There are several diseases in ancient days, to which people got affected, suffered and died too. These diseases are termed as ancient diseases. Some of the ancient diseases include pneumonia, tuberculosis, chicken pox, small pox, rickettsia, influenza, rabies, etc. There are many reasons for these ancient diseases and some of the reasons include, maintaining unhygienic conditions, Illiteracy and lack of scientific knowledge.

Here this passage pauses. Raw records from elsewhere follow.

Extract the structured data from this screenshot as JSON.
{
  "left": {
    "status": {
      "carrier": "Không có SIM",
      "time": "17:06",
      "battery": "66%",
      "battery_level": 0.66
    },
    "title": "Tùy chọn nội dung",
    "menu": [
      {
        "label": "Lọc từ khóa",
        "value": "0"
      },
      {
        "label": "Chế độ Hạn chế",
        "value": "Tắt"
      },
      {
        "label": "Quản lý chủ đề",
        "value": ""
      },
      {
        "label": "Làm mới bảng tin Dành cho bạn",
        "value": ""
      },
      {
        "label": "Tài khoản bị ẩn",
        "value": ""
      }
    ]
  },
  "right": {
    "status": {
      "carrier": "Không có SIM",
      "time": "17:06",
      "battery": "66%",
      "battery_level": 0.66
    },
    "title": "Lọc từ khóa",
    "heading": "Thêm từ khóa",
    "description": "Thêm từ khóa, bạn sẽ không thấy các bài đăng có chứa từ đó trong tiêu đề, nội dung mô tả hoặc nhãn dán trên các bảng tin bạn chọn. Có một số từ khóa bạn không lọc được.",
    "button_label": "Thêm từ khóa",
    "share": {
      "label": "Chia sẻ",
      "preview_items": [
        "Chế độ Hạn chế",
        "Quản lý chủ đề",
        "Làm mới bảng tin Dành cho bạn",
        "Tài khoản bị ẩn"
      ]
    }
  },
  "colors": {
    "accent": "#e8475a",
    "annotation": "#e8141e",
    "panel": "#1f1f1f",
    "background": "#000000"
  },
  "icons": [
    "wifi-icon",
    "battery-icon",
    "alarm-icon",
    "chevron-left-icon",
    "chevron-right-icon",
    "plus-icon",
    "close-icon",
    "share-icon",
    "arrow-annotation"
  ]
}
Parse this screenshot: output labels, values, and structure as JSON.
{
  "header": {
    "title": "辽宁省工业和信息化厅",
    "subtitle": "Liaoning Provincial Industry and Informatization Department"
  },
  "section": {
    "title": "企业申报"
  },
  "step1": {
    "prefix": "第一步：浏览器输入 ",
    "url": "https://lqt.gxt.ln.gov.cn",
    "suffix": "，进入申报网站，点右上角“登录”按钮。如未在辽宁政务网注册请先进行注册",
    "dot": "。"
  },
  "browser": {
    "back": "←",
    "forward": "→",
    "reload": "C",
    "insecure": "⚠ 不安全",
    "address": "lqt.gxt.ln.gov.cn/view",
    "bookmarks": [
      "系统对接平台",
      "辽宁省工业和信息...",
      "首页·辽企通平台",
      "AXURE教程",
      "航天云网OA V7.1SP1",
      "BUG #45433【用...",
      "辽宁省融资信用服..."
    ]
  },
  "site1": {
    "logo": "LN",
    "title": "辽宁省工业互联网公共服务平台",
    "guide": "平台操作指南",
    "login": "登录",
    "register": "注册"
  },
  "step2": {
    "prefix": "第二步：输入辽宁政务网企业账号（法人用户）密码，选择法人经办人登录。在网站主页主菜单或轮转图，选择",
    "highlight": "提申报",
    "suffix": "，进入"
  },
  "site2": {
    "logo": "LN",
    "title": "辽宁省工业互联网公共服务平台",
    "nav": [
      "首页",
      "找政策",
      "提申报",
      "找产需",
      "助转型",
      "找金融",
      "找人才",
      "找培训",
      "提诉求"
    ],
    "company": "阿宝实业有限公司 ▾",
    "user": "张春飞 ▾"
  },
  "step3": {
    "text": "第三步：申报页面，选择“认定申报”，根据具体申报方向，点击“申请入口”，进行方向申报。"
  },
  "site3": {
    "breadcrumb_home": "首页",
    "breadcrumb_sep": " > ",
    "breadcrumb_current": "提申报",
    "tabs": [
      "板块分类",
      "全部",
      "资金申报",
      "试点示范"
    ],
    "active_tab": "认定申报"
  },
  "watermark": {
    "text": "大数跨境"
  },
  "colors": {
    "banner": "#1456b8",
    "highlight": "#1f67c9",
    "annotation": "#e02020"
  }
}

An amazing and unbelievable fact is we lost many of our eminent scientists and young researchers by the grace of these microbes, as they got affected while working with those pathogens. A separate branch has evolved to read about these microbes called microbiology. Anton van Leeuwenhoek, a man who observed the presence of microbes first time by using his magnifying lens, is considering as father of microbiology and Louis Pasteur who have done many inventions in the field of microbiology is considering as Father of modern microbiology.

Microbiology is the study of living organisms, which are invisible to the naked eye. There are different types of microbes (bacteria, algae, fungi, protozoa, viruses, etc.) which plays major role in causing diseases. Microbes are ubiquitous in nature. They live in each and every part of biosphere including hot springs, soil, ocean floor, atmosphere and also in the Earth's crust. In ancient days, people got affected with diseases, when they got in touch with the regular environment like water, air, soil, etc.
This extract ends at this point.